10:21 02-02-2026

La dégradation réelle des batteries de véhicules électriques est faible

Une étude analyse les données de milliers de VE à fort kilométrage. Découvrez comment les batteries modernes conservent leur autonomie, même après 240 000 km.

L'une des principales inquiétudes des futurs propriétaires de véhicules électriques concerne la batterie. Combien de temps durera-t-elle ? Quelle sera la perte d'autonomie ? Faudra-t-il la remplacer après quelques années d'utilisation ? Une nouvelle étude de Recurrent, qui a analysé les données de milliers de VE à fort kilométrage, révèle que la dégradation réelle des batteries est bien moins importante qu'on ne le pense généralement.

Comment la dégradation a été étudiée

La recherche s'appuie sur des données télémétriques provenant de plus de 50 000 véhicules électriques à travers le monde, cumulant plus d'un milliard de kilomètres. Un échantillon distinct incluait près d'un millier de voitures ayant parcouru plus de 240 000 kilomètres. L'étude s'est concentrée sur l'autonomie réelle en conditions d'usage quotidien, plutôt que sur les chiffres officiels, ce qui rend ses conclusions particulièrement éclairantes.

Perte d'autonomie après 240 000 km

Le facteur clé est l'année-modèle du véhicule. Plus le VE est récent, moins la batterie se dégrade à kilométrage égal. Les progrès en chimie des batteries, les systèmes de gestion thermique efficaces et les algorithmes de charge intelligents ont joué un rôle décisif.

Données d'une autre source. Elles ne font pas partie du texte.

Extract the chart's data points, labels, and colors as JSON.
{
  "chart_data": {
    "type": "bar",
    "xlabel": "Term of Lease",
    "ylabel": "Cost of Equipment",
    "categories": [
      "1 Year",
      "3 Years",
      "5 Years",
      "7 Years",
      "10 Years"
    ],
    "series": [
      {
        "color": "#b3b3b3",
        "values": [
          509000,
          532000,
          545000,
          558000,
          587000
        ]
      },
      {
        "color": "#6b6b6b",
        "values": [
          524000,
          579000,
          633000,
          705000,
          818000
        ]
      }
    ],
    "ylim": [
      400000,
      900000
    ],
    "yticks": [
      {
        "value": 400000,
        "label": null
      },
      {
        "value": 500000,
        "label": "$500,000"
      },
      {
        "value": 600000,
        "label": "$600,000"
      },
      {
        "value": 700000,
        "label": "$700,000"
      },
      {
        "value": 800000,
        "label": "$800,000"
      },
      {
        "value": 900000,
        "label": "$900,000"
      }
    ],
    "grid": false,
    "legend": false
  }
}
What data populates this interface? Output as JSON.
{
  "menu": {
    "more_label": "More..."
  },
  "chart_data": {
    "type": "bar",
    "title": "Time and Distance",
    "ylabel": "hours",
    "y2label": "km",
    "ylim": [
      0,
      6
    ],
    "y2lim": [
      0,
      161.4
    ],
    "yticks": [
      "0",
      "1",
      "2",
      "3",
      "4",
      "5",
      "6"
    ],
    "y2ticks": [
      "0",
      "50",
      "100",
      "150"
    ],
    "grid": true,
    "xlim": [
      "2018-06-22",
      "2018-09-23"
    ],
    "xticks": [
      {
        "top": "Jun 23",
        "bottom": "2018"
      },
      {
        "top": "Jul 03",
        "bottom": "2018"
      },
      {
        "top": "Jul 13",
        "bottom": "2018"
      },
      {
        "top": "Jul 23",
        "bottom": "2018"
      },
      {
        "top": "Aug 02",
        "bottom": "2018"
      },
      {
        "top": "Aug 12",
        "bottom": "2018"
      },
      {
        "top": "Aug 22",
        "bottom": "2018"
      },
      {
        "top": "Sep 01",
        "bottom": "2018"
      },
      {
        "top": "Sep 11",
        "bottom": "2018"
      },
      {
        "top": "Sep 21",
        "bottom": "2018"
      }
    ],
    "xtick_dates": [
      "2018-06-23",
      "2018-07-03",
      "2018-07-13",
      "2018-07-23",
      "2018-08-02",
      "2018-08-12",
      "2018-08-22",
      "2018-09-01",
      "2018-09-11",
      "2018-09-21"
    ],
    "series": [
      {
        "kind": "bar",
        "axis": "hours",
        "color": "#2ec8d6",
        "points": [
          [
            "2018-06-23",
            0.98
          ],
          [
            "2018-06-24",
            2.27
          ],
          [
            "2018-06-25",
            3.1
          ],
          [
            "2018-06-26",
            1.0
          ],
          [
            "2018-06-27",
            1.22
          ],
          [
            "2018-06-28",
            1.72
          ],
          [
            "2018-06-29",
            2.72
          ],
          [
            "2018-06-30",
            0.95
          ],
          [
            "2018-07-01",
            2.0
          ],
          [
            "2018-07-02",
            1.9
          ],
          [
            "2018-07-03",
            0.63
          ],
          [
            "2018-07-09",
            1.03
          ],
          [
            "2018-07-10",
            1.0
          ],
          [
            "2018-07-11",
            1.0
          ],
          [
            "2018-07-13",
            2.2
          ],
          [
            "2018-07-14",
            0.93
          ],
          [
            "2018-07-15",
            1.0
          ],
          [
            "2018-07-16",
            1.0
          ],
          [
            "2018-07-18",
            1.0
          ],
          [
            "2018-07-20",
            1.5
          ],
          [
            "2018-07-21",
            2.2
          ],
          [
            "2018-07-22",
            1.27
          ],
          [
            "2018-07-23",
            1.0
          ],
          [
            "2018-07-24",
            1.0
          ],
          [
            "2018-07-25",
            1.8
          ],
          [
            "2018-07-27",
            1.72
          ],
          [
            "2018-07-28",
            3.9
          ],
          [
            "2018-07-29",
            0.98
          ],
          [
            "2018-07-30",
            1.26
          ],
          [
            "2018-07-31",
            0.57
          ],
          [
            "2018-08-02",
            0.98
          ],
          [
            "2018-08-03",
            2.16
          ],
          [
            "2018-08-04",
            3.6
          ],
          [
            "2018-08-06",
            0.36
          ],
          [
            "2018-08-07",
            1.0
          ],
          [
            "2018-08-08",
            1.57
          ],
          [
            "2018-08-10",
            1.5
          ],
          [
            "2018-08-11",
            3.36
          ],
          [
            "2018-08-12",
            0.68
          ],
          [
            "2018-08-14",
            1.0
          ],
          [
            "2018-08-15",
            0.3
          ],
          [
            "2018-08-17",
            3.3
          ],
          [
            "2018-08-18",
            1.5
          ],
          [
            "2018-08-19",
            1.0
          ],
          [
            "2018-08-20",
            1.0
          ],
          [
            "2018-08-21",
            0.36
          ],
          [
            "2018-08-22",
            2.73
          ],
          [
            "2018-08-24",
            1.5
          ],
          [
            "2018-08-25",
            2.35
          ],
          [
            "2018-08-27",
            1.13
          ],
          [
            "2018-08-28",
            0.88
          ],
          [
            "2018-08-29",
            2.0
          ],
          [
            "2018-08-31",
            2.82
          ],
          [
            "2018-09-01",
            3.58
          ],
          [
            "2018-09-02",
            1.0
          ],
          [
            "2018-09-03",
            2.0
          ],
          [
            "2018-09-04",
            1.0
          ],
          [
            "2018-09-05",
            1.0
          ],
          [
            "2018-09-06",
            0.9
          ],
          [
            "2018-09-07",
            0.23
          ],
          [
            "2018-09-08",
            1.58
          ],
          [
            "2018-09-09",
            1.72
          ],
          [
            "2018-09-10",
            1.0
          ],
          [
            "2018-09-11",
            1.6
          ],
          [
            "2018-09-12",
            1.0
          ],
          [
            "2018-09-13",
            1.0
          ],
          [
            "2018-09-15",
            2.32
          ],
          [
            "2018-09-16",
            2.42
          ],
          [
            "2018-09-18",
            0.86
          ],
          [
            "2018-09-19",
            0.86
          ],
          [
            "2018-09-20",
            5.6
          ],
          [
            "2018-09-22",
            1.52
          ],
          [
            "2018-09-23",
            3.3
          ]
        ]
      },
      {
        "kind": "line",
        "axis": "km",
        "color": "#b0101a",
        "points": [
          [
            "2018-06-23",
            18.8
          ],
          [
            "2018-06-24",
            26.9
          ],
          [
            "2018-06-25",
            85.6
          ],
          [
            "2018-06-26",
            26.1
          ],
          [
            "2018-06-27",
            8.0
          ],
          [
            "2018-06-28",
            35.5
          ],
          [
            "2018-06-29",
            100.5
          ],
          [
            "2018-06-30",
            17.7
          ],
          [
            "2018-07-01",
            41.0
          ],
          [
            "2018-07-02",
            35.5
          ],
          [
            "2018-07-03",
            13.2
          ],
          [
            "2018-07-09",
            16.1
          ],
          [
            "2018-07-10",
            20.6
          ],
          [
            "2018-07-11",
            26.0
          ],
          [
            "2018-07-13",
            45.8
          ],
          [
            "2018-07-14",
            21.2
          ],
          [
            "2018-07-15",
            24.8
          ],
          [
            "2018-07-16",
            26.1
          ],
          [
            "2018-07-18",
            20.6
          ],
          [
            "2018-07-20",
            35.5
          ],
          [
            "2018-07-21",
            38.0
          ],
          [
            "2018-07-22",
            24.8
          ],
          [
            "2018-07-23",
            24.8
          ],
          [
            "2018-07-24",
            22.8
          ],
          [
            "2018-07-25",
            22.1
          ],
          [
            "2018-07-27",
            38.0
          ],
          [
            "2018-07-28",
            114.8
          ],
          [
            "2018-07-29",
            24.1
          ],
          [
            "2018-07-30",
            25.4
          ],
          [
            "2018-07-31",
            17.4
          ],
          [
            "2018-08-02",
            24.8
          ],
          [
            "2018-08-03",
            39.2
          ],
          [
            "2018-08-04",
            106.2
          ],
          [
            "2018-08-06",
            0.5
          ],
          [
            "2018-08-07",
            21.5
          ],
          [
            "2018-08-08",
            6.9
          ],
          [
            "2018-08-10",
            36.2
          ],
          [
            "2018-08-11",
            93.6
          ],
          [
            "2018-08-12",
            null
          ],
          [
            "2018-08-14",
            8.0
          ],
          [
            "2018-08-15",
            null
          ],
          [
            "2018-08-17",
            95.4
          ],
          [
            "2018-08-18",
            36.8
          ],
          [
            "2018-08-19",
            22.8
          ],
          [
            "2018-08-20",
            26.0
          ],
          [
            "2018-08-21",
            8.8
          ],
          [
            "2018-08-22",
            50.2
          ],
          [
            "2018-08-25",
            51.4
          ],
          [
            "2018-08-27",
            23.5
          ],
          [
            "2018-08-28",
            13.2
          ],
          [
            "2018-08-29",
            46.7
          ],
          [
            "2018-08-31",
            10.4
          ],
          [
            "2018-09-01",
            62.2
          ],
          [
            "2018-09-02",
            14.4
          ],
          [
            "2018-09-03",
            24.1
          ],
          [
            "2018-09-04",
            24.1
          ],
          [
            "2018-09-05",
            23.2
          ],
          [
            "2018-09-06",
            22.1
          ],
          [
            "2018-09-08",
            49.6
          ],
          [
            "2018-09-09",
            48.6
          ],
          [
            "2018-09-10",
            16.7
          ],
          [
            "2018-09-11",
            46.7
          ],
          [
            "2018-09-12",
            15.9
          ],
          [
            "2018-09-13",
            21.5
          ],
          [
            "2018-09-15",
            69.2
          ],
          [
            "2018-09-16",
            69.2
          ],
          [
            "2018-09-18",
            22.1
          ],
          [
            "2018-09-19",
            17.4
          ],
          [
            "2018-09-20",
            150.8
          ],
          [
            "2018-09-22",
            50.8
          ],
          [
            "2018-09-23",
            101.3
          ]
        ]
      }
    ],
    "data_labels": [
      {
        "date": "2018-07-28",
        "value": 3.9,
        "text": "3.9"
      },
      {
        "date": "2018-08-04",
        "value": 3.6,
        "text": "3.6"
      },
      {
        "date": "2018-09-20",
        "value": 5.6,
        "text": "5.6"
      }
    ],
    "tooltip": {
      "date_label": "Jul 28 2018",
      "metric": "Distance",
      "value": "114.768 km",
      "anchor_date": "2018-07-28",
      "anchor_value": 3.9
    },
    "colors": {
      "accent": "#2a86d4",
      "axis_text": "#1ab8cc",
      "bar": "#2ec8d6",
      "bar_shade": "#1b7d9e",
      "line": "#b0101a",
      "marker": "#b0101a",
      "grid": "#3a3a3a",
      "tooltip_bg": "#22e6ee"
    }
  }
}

Les VE de première génération, comme la Nissan Leaf de 2012, conservent en moyenne environ 81 % de leur autonomie d'origine. Les modèles du milieu des années 2010 affichent des résultats proches de 84 %. Les véhicules de deuxième génération, commercialisés entre 2017 et 2021, maintiennent généralement 85 à 88 % de leur autonomie initiale. Les modèles les plus récents sont les plus performants, conservant environ 91 % de leur autonomie même après 240 000 kilomètres.

Pourquoi les VE récents vieillissent mieux

Cette différence s'explique par plusieurs facteurs. Les batteries modernes sont mieux protégées contre la surchauffe et les cycles de décharge profonde, et leur capacité a considérablement augmenté. En une décennie, la taille moyenne des batteries a progressé d'environ 167 %, ce qui permet, malgré l'usure naturelle, de conserver une autonomie acceptable. Par ailleurs, les conducteurs sont aujourd'hui plus informés sur l'utilisation d'un VE, ce qui réduit également la sollicitation de la batterie.

Faut-il souvent remplacer la batterie ?

L'étude s'est aussi penchée sur les remplacements de batteries, une autre préoccupation courante sur le marché de l'occasion. Selon Recurrent, pour la dernière génération de VE, le besoin de remplacement est extrêmement rare, survenant dans environ 0,3 % des cas. Pour les modèles 2017–2021, ce chiffre est d'environ 2 %, tandis que pour les VE de première génération, il atteint 8,5 %.

Il est important de noter que la plupart des remplacements ne sont pas liés à l'usure, mais à des défauts de fabrication, généralement couverts par la garantie. Les constructeurs actuels proposent une protection de la batterie sur 7 à 8 ans, réduisant significativement les risques pour les propriétaires.

Conclusion

Les données réelles montrent que les craintes concernant une dégradation rapide des batteries sont largement dépassées. Un VE moderne, même après 240 000 kilomètres, conserve la majeure partie de son autonomie et ne nécessite pas de remplacement coûteux de la batterie. C'est particulièrement vrai pour les modèles récents, où la technologie a fait un bond qualitatif.

Pour le marché de l'occasion, cela signifie une chose simple : le kilométrage seul n'est plus une condamnation à mort pour un VE. L'année-modèle, le type de batterie et l'état général du véhicule comptent bien plus que le chiffre au compteur.